The greatest challenge that I have faced recently is the establishment of a new commercial business area within a major defense company. I was given the opportunity to take our vast engineering and manufacturing base and focus it on a new product and service marketplace. It allowed the company to expand its diversity while providing profitable growth and job stability for its employees.
I learned that basic engineering skills are very transferable from one environment to another. The versatility and creativeness of the engineers is amazing. Given a problem, a chance to investigate possible alternatives, and an opportunity to study what advances have already been made in this new field is the fundamentals of every engineer's dream. Our future depends on the innovation of engineers and this experience has made me very optimistic about the future of the US.
What advice would you give to young women who want to enter your field?
Sometimes we are our own worse enemy when it comes to success. We see barriers and limitations that really exist only in our minds. Young women must have the courage and self confidence to tackle what at first seems insurmountable.
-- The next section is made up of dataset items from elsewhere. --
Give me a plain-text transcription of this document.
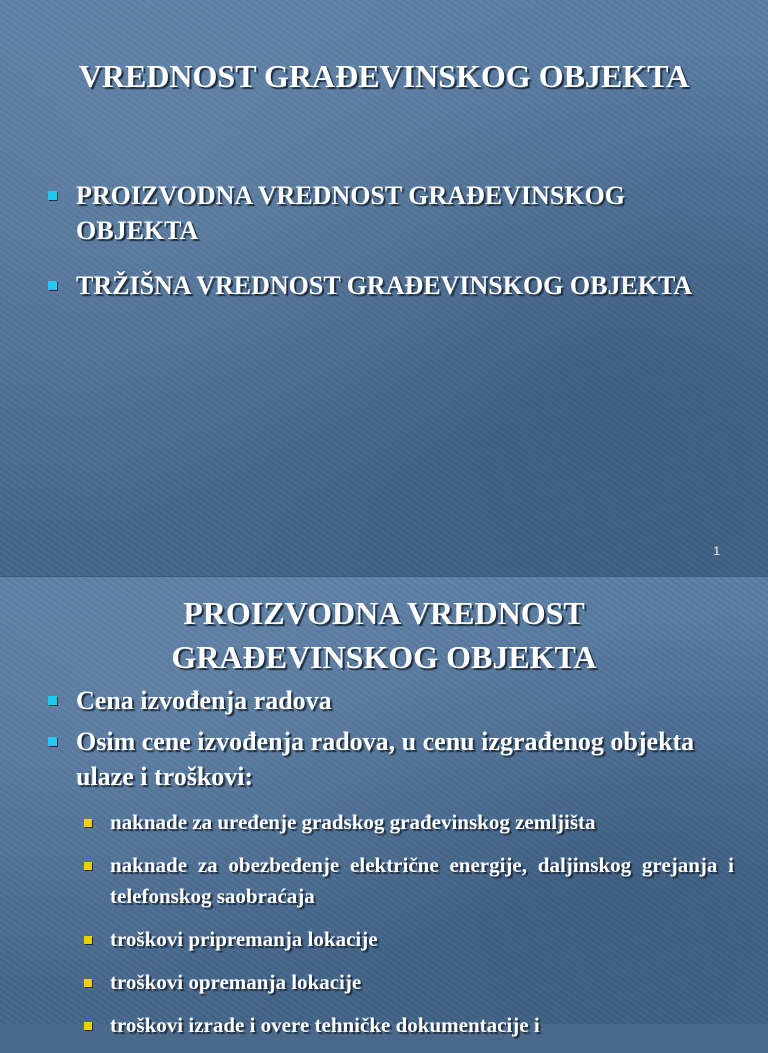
VREDNOST GRAĐEVINSKOG OBJEKTA
PROIZVODNA VREDNOST GRAĐEVINSKOG OBJEKTA
TRŽIŠNA VREDNOST GRAĐEVINSKOG OBJEKTA
1
PROIZVODNA VREDNOST
GRAĐEVINSKOG OBJEKTA
Cena izvođenja radova
Osim cene izvođenja radova, u cenu izgrađenog objekta ulaze i troškovi:
naknade za uređenje gradskog građevinskog zemljišta
naknade za obezbeđenje električne energije, daljinskog grejanja i telefonskog saobraćaja
troškovi pripremanja lokacije
troškovi opremanja lokacije
troškovi izrade i overe tehničke dokumentacije i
Some career development lessons that I have learned over the years in engineering and management:
Timing is everything.
These basic skills are as important as the formal education:
- Being in the right place at the right time ... with the right skills (or the potential to rapidly acquire them) is sometimes more important to career advancement than being the perfect person.
- Endurance is extremely important to success. Work smarter and harder than the next person.
Attitude will separate you from the pack.
- Common sense
- Juggling or multi-tasking
- Ability to think and speak on your feet
- Multi-dimensional skills rotational assignments for the first 5-7 years of your career will broaden your perspective on the business. This creates multiple paths or networks for your career path.
Willingness to take risk.
- Can-do mindset - there is nothing too small or big, too difficult or trivial.
- Be a team player - able to see the problem from various perspectives and reach consensus for the good of the project
- Do whatever it takes to get the total job done.
- Willing to make a big personal investment today for the potential of a big gain tomorrow
- Seen as able to break new ground
- Takes on high visibility assignments and the risk that accompanies them
- Able to balance the impact of these assignments on family, friends, and your own well-being
- When the gain isn't worth the price, then the wisdom to realize that you have reached your niche and your career goal.